ProactiveVideoQA is a benchmark evaluating whether AI models can produce concise verbal answers at the appropriate moment in a streaming video — specifically, whether models can recognize when new visual information in a video answers a question and speak up at that moment, rather than waiting for an explicit prompt. The benchmark takes a question ("what color is the car?"), presents the question in audio, then streams a video that contains the answer at a specific moment. The instruction to the model is: "watch the video and stay quiet until a new moment answers the question.

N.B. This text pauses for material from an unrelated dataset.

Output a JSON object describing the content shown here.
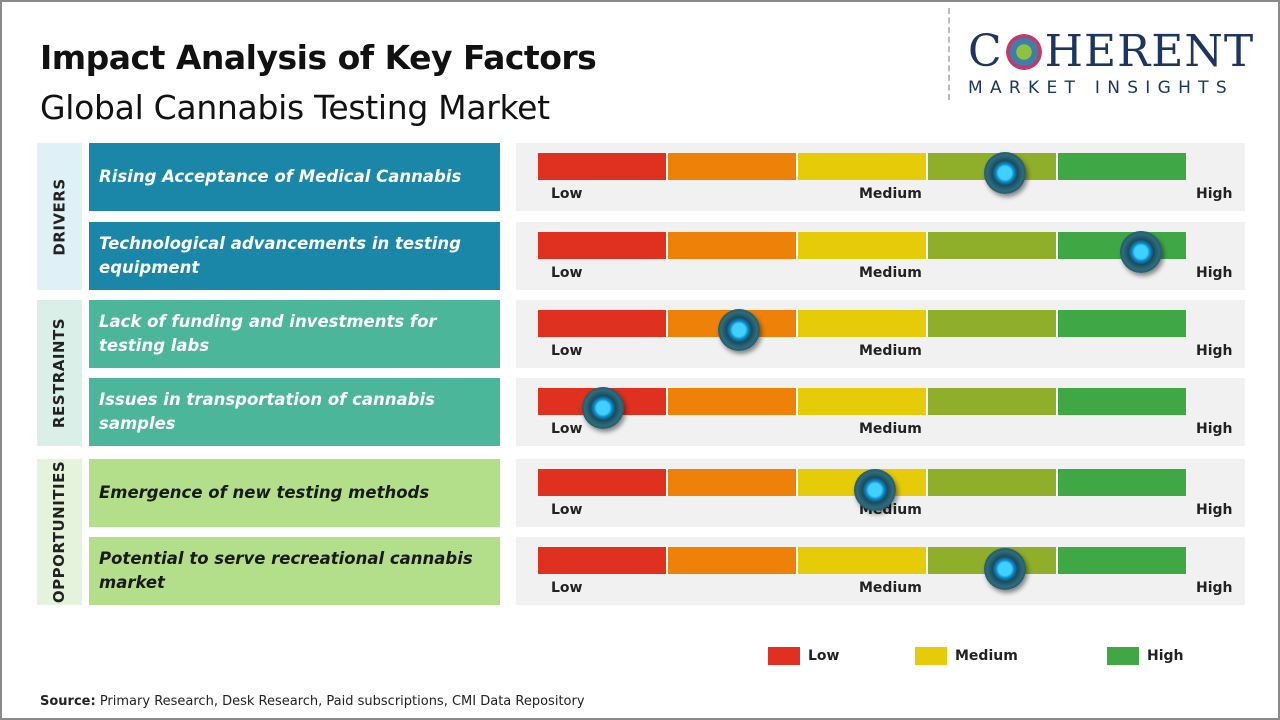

When one happens, say a concise answer." The model's score depends on both whether it produced the correct answer and whether it did so at the right moment.

The evaluation is technically demanding because it requires the model to maintain a representation of the question across the entire video stream while simultaneously tracking visual content. The model must recognize the semantic relevance of visual events to the question — not just that something happened, but that this specific visual event resolves the uncertainty the question describes. It must then decide whether to speak based on this assessment, and time the response to coincide with the relevant visual moment rather than before or after.

The metric reported is a turn-weighted PAUC@ω=0.5 (probability of audible utterance at threshold 0.5), scaled to 0-100, averaged across turns and categories. Staying silent scores 25.0, meaning that the baseline of never speaking incorrectly earns a quarter of the scale. Higher scores require correct answers at correct times; incorrect answers are penalized. Current models — including frontier commercial real-time APIs — perform near this baseline, indicating that proactive visual QA is a genuine unsolved problem.

The benchmark's design reflects the broader recognition that the ability to volunteer information proactively, rather than only in response to explicit questions, is what distinguishes an intelligent collaborator from a sophisticated search engine. ProactiveVideoQA was created by Thinking Machines Lab as part of their broader effort to develop evaluation frameworks for the capabilities that matter most in real-time interactive AI.